A subsequent analysis included 2010 GEP NEN cases collected from a nationwide retrospective multicenter study from 2001 to 2010 [15]. In this study, grade 1, grade 2, and grade 3 NENs were included; however, the distribution of NEC versus well-differentiated NETs in the grade 3 tumor category was not specified. The predominant primary tumor types represented in the analysis were pancreatic (35.1%), rectal (29.6%), and gastric (15.4%); small intestinal NENs represented only 5.6% of all cases. From 2001 to 2010, the incidence of NENs at each primary site increased (cases per 100,000 not reported). Tumor grade was associated with stage with grade 1, grade 2, and grade 3 tumors presenting with metastatic involvement in 8.7%, 16.9%, and 17.7% of cases, respectively.

Korea

In a national registry analysis from Korea, 4951 GEP NETs were identified between 2000 and 2009 [16]. By primary site of disease, GEP NETs were located in the rectum, stomach, pancreas, colon, small intestine, and appendix in 48%, 14.6%, 8.7%, 7.7%, 7.7%, and 2.5% of cases, respectively. By tumor grade, according to WHO 2010 grading criteria, 92.3%, 4.9%, and 2.8% of tumors were grade 1, grade 2, and NEC, respectively. GEP NET tumors increased in annual incidence from 2000 to 2009 and this was largely driven by the rise in rectal NETs. The 5-year OS rates were 93.5%, 66%, and 43% for grade 1, grade 2, and NEC patients, respectively. The 5-year OS rates by primary site were not reported.

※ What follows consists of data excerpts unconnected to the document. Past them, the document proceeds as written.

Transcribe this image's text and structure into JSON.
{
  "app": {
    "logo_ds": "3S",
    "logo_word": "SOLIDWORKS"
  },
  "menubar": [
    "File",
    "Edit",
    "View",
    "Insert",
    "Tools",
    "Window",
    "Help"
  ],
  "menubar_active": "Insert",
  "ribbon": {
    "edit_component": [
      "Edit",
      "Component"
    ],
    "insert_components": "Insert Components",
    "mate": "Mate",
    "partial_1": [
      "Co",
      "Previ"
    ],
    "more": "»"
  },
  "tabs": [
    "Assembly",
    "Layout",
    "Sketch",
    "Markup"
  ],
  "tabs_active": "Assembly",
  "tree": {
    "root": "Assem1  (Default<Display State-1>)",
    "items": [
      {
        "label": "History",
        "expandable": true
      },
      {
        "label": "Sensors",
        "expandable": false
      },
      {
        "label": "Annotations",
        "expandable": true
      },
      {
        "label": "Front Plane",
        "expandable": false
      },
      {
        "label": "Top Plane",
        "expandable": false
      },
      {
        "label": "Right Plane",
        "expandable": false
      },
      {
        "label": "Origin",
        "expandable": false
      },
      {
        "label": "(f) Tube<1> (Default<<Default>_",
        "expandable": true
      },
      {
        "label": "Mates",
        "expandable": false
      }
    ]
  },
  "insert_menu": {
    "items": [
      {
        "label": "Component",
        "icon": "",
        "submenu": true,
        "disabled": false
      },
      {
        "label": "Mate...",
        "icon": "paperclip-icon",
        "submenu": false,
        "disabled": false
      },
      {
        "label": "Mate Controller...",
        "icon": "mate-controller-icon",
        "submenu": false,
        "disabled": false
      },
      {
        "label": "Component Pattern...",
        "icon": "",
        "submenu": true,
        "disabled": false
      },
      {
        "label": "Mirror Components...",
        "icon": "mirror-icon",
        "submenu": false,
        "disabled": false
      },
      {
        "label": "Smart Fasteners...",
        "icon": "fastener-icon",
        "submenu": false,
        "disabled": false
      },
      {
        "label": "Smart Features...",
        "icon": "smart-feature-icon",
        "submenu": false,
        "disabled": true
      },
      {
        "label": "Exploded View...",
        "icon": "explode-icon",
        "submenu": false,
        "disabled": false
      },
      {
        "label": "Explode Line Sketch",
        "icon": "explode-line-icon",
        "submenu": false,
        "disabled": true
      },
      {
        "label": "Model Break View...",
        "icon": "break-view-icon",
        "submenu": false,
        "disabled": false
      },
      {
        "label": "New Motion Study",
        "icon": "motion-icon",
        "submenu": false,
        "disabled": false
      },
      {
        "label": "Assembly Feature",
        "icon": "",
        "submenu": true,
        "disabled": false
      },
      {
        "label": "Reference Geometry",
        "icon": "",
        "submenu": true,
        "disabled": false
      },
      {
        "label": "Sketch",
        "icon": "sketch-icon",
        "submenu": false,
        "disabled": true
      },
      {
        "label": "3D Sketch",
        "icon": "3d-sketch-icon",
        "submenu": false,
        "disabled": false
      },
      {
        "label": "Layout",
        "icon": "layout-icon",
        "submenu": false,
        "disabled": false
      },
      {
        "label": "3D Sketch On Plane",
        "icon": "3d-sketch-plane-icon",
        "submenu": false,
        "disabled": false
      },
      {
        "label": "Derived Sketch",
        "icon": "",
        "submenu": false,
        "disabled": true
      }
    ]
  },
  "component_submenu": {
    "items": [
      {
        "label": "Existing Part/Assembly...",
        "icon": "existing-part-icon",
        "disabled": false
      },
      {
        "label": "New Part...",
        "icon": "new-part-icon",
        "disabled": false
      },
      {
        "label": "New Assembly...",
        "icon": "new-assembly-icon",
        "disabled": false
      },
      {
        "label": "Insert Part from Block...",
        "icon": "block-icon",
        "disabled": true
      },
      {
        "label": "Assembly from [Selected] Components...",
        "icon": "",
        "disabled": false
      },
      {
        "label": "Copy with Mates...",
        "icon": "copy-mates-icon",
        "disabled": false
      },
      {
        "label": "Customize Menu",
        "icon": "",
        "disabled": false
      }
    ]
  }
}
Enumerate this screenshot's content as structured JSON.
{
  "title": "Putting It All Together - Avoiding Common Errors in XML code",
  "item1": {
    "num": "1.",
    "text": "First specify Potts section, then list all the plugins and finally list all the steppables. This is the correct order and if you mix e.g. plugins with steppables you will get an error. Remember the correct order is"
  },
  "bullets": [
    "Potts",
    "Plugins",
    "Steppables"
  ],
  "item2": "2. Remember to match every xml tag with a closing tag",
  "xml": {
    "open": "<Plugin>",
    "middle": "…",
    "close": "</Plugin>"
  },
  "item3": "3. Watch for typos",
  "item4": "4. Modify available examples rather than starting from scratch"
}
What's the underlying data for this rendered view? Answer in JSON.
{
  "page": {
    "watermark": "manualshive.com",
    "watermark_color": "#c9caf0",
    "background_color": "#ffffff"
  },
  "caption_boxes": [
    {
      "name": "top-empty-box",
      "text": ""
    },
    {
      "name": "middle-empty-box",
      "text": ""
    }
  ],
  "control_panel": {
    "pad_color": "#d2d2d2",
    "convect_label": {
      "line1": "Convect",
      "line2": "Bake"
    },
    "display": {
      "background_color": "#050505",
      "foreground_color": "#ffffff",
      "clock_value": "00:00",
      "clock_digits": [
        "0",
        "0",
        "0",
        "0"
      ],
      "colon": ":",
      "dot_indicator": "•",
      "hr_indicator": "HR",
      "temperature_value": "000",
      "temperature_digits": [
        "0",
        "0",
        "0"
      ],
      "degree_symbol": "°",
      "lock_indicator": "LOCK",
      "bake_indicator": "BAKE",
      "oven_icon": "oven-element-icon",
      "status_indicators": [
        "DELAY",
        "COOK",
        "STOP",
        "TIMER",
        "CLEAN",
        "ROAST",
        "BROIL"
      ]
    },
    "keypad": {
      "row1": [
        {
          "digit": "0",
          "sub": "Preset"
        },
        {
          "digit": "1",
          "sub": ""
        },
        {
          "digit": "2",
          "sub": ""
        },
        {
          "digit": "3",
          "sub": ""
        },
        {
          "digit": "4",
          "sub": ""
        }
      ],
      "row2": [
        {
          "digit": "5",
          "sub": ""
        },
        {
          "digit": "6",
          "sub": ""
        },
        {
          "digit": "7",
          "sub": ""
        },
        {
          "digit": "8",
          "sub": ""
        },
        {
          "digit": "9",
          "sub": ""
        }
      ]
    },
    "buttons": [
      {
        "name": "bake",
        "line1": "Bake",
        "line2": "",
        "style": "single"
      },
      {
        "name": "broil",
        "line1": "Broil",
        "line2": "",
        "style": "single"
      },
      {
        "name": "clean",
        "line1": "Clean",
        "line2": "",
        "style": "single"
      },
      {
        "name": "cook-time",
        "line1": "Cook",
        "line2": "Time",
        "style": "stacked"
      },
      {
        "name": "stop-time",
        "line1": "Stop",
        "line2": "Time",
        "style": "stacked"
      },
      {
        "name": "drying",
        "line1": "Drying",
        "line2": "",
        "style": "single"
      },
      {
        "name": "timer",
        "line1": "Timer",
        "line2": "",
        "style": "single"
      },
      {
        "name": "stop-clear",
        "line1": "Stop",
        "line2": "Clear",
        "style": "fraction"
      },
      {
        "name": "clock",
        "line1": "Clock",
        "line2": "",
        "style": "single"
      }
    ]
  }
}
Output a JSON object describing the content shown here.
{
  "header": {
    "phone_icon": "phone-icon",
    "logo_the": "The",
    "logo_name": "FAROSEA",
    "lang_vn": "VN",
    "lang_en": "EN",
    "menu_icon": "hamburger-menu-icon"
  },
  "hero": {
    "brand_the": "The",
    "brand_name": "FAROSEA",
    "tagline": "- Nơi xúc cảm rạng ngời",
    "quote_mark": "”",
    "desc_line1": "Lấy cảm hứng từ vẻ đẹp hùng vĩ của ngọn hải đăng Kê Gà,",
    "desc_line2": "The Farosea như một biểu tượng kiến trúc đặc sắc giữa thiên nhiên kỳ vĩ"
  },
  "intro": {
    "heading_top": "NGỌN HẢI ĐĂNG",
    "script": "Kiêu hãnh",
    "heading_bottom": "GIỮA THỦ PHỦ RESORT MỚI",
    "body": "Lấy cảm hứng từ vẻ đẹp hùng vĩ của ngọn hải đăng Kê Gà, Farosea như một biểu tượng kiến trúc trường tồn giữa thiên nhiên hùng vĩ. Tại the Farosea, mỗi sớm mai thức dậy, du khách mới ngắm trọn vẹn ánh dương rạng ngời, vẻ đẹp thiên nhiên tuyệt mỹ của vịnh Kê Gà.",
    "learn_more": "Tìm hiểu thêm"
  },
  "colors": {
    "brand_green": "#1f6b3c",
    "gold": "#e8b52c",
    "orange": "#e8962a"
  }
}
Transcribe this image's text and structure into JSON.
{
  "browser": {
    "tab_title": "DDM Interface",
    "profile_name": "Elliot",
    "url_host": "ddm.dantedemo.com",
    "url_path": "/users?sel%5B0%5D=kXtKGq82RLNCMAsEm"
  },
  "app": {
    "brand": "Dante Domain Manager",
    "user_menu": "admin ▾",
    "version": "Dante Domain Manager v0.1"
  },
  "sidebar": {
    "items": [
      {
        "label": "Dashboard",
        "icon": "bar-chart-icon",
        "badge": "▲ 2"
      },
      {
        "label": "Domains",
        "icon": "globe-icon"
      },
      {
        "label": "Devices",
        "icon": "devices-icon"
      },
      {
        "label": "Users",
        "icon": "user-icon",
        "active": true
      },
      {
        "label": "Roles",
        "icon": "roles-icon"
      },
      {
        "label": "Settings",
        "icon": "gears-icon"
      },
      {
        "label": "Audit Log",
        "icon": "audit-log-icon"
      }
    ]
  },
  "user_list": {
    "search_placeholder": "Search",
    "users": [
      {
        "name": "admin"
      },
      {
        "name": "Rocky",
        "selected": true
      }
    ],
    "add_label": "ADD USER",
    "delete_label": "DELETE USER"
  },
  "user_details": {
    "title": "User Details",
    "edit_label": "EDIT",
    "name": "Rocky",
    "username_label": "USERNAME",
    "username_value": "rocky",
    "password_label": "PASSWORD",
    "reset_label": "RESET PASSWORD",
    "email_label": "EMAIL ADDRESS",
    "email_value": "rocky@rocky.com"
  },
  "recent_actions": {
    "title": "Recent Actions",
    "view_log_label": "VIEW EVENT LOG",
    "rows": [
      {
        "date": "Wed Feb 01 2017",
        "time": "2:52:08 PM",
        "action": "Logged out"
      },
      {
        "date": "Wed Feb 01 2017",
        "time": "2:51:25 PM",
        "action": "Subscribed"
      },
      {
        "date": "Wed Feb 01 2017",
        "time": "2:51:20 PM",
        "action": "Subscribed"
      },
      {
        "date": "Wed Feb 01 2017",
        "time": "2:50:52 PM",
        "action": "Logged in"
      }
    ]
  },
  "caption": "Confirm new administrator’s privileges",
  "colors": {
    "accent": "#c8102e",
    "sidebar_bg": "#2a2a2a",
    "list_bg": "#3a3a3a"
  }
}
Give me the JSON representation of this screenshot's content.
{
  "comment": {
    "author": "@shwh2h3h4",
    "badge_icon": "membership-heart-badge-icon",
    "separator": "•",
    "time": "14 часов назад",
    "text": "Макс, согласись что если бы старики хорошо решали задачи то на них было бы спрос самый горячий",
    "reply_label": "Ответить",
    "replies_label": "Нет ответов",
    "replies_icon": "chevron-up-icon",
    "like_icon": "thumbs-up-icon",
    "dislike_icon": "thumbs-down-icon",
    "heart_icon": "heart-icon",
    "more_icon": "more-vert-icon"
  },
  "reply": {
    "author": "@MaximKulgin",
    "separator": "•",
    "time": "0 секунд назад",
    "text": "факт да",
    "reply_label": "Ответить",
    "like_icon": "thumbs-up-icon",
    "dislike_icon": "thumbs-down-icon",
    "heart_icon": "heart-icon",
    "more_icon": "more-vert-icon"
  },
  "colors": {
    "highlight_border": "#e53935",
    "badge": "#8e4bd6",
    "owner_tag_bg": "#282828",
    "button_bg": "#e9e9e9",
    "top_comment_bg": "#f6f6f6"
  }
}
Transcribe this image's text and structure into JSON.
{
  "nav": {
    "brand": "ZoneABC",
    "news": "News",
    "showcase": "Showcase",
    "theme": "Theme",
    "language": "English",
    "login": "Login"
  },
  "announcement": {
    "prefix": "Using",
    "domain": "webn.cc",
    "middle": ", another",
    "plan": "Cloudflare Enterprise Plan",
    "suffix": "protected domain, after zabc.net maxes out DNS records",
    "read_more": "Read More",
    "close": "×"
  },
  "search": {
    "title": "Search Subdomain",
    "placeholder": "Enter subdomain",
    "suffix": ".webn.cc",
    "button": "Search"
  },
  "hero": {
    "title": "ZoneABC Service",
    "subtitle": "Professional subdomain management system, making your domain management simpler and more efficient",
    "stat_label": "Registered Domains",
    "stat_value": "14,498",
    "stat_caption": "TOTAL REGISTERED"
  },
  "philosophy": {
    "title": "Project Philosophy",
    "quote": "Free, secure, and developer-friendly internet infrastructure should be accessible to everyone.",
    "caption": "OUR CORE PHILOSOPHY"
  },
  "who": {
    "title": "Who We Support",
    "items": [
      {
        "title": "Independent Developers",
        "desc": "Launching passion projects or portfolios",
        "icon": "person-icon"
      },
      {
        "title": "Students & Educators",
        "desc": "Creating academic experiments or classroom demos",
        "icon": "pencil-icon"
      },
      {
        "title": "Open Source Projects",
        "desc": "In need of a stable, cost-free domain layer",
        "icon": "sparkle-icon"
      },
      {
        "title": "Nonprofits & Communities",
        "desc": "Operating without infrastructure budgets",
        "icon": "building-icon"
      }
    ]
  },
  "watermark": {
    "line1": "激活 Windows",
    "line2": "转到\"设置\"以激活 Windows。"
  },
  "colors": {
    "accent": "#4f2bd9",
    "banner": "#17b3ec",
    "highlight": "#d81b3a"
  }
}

In a smaller single-center retrospective analysis, 125 GEP NET cases were identified between 2009 and 2011 [17]. GEP NETs were primarily located in the rectum, duodenum, pancreas, stomach, and colon in 79.8%, 5.6%, 4.8%, 3.2%, and 2.4% of cases, respectively. According to 2010 WHO NET grading criteria, grade 1, grade 2, and grade 3 tumors were encountered in 74.5%, 13.7%, and 11.8% of cases, respectively. By disease stage, GEP NETs presented predominantly with stage I and stage IV disease in 84.7% and 8.9% of cases, respectively.

Taiwan

Investigators queried the Taiwan Cancer Registry to identify NET cases between 1996 and 2008 [18]. A total of 2187 cases were identified of which 1230 (56.2%) were GEP NETs. Among the represented GEP NETs, primary sites of disease were the rectum, stomach, colon, small intestine, appendix, liver, esophagus, and biliary tree in 45.1%, 13.2%, 10.6%, 9.5%, 9.3%, 6.3%, 3%, 1.7%, and .9% of cases, respectively. The age-adjusted incidence rate of all GEP NET tumors increased from 1996 to 2008, though not in a uniform fashion. The absolute increase in incidence rates per 100,000 of rectal, stomach, pancreatic, colon, and small intestinal NETs over this period were .31, .11, .11, .07, and .03, respectively. The 5-year OS for patients with rectal, appendiceal, small intestinal, pancreatic, hepatic, biliary, and esophageal NETs was 80.9%, 75.7%, 47.9%, 46.4%, 30.4%, 23.5%, 15%, and 14.3%, respectively.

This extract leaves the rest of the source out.